Voilà la question que je me pose. Pas de : Se porte t-il bien après toutes ces années ? Que fait-il ? Où est-il ?  J'hésite une bonne centaine fois, joue avec mon portable qui finit par tomber sur l'épais tapis recouvrant presque tout le sol parqué. J'essaie de me remémorer son visage, ses yeux qui n'ont jamais dû se poser plus de cinq minutes d'affilées sur moi. Mon père est une absence, une chaleur inexistante, une marque de tendresse manquée. Il n'est même pas comparable au vent, que je peux sentir sans le voir. Je ne ressens aucune bonté, ni aucune haine envers celui qui ne m'a pas offert une parcelle d'espoir. Un fragment d'amour. Je n'ai aucune attente, aucune envie de l'appeler, de le voir, de le prendre dans mes bras et de passer du temps avec lui. Je préfère la compagnie de la solitude, sans pour autant le détester ou le mépriser. Ce n'est qu'un homme dans une foule, sans visage ni identité, qui passe à côté de moi sans que je le voie, sans qu'il ne me salue.

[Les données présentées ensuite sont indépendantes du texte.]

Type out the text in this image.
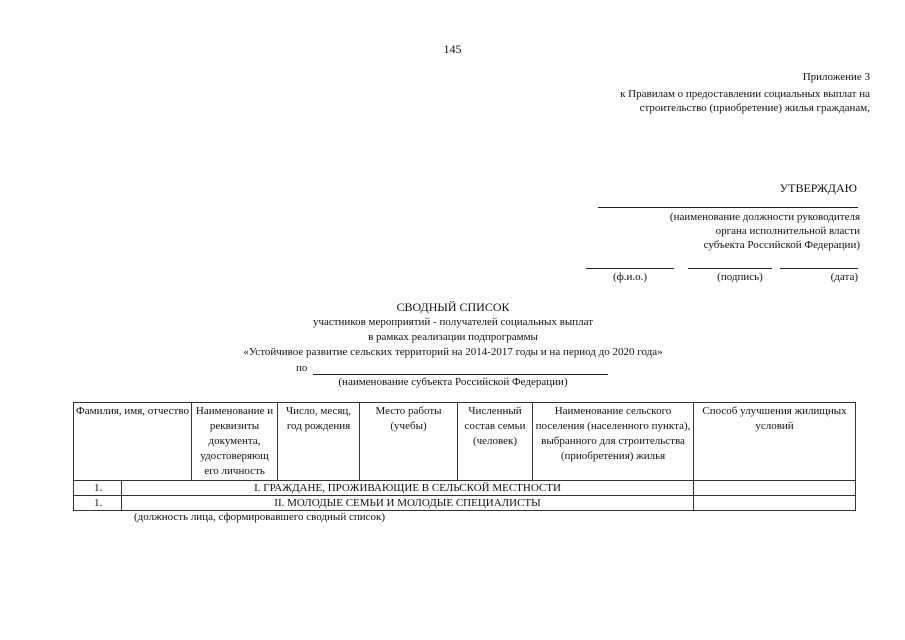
145
Приложение 3
к Правилам о предоставлении социальных выплат на
строительство (приобретение) жилья гражданам,
УТВЕРЖДАЮ
(наименование должности руководителя
органа исполнительной власти
субъекта Российской Федерации)
(ф.и.о.)	(подпись)	(дата)
СВОДНЫЙ СПИСОК
участников мероприятий - получателей социальных выплат
в рамках реализации подпрограммы
«Устойчивое развитие сельских территорий на 2014-2017 годы и на период до 2020 года»
по
(наименование субъекта Российской Федерации)
Фамилия, имя, отчество		Наименование и реквизиты документа, удостоверяющ его личность	Число, месяц, год рождения	Место работы (учебы)	Численный состав семьи (человек)	Наименование сельского поселения (населенного пункта), выбранного для строительства (приобретения) жилья	Способ улучшения жилищных условий
1.	I. ГРАЖДАНЕ, ПРОЖИВАЮЩИЕ В СЕЛЬСКОЙ МЕСТНОСТИ						
1.	II. МОЛОДЫЕ СЕМЬИ И МОЛОДЫЕ СПЕЦИАЛИСТЫ						
(должность лица, сформировавшего сводный список)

Mais si je ne sais pratiquement rien de lui, je sais qu'en tant qu'homme d'affaires ayant goûté la réussite, il peut se montrer très insistant. Vaut mieux en finir tout de suite.

Je compose le numéro.

Porte le téléphone à mon oreille.

Une, deux trois secondes et il décroche.

- Comment t'es-tu procuré mon numéro privé ?

- Comment vas-tu ?

Une voix grave, rauque, mais qui se veut douce. Je ne me rappelle pas qu'il ait eu un tel timbre de voix, avant. Du reste, il n'y a pas beaucoup de choses que je me souvienne de lui.

Il ne répond pas à ma question. Je ne réponds pas à la sienne.

- Comment vas-tu ? répète t-il patiemment.

- Bien. Pourquoi m'appelles-tu ?

Il soupire comme si il essayait d'extérioriser ses soucis et sa fatigue. Ses regrets et ses remords. L'homme qui a décroché n'est pas mon père. Il ne peut pas l'être.